Лицо Волкова расплылось в широкую довольную улыбку. Он подмигнул Кислякову:
— Какого молодца-то я нанял, а? Уж Волков, Миша, не ошибется!
Раскрасневшаяся от жары и водки, Прасковья Васильевна наклонилась к Григорию:
— Это счастье ваше, Григорий Васильевич, что к Арсению Ефимовичу попали,— сказала она, обдавая его жарким проспиртованным дыханьем и крепким запахом пота. — Его все знают, у него служить вам будет легко. И в наш клуб будете ходить по его карточке.
— Я могу вступить членом...
Прасковья Васильевна засмеялась, замахала рукой, бурный хмельной смех не давал ей говорить. Жена Волкова пояснила Григорию причину ее смеха:
— В члены клуба принимают только представителей фирм, заводчиков и самостоятельных хозяев. Они нарочно установили высокий членский взнос, чтобы не принимать мелких служащих, чувствовать себя без них свободней.
Григорий с удивлением взглянул на жену Волкова: в голосе этой дамы с аккуратно зачесанными седыми прядями волос слышалось осуждение среды, к которой она сама принадлежала.
Кисляков быстро хмелел. Его обвислые мокрые усы теперь закрывали весь рот, лицо налилось кровью. Он жаловался Волкову на Клингеля:
— Положительно невозможный человек! Я говорю ему: «надо привлекать к работе энергичных, знающих край людей». А он насупился, молчит. Он не может развернуть работу банка. В конце концов правление просто закроет отделение. И тогда все наши с тобой
мечты о широком развитии русского дела в ханстве погибнут. И он еще называет себя русским финансистом, этот человек, абсолютно лишенный всяких корпоративных чувств.
— А ты говорил ему обо мне?— спросил Волков, наполняя водкой рюмку Кислякова.
— О тебе и разговор шел... Нет, ты подумай, он как-то при мне посмел назвать тебя ловкачом!
— Когда ж это коммерсант-то ловким не был, а? В коммерции надо быть ловким, Миша. Ты под чужую шкуру не залезешь,—тебе под шкурку залезут. Сумел— взял, не сумел —- свое отдал. В коммерции лучше быть жуликом, чем дураком. Мы банковские-то дела хорошо знаем, Миша, там ловкачи сидят почище нас, грешных. Клингель-то и сам хапнуть приехал. Черт его понес бы из Петербурга в Новый Ургенч отделением банка заведовать. У его отца, говорят, в Питере банкирская контора. Он бы давно хапнул, да не знает с какого бока приниматься. А я, Миша, с банковскими кредитами могу и подождать, мне не к спеху.

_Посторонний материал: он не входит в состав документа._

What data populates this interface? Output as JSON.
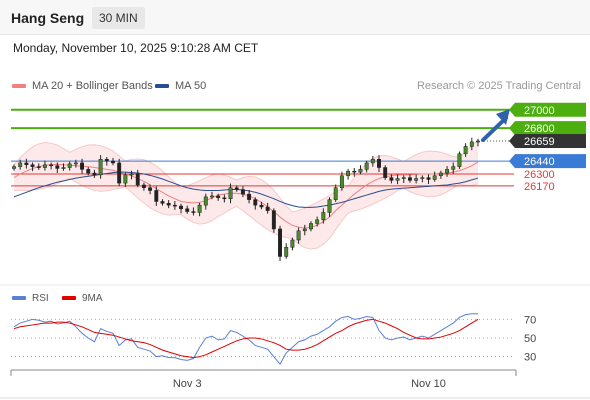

Мутный взор Кислякова упал на Григория, с недоумением слушавшего хмельные рассуждения Волкова.
— Не понимаю я этого твоего цинизма, Арсений,— сердито сказал Кисляков.— Ну зачем ты клевещешь на себя? Зачем эти твои невозможные поговорки?—Ты, не зависящий ни от кого коммерсант, умница, прекрасный деятель — и такой цинизм!.. Я только одного не могу простить тебе: до сих пор ты ничего не сделал для организации потребительского общества, а ведь это мы поручили тебе еще три месяца назад!
Волков засмеялся:
— Раз Волков сказал,— Волков все сделает, Миша Устав уже утвердили, членские книжки я заказал. Теперь только выбрать хороших людей в правление, а тебя его председателем.
Кисляков застыл от радостного удивления, потом, уронив стул и опрокинув на скатерть соусник, бросился к Волкову, громко поцеловал его в губы:
— Арсений! Бесспорно одно: ты единственный порядочный человек в колонии! Эти невежественные тупоумные толстосумы, вроде Мешкова, способны думать только о своем кармане, только о своем благополучии,
А ты... ты готов забыть о своих делах в заботах о благе русского торгового общества.
Волков осторожно посадил расчувствовавшегося Кис-лякова на стул и, вынув из бокового кармана пиджака пачку бумаг, подал ему:
— Дома вечером прочти, и где нужно, там подбавь и поправь, Миша.— Волков подмигнул ему.— В нынешний раз, я думаю, его высочеству хану хивинскому придется покорежиться...
Волков тяжело поднялся со стула:
— Ну, дамы, вы как хотите, а мы соснем малость. Он положил руку на плечо Григория:
— Вот что, молодой человек, ты мне понравился, Хочешь — обижайся, хочешь — не обижайся, а только звать я тебя буду по-своему, по-простецки — Гришей. Жить будешь у меня в доме, в моем кабинете. Забирай свои вещи и приходи. А завтра — и за работу.
ГЛАВА ТРЕТЬЯ
Густое мычание коровы и злой лай цепной собаки разбудили Григория; он открыл глаза. Сквозь щели ставни, прикрывавшей большое окно кабинета, тянулись оранжевые лучи солнца.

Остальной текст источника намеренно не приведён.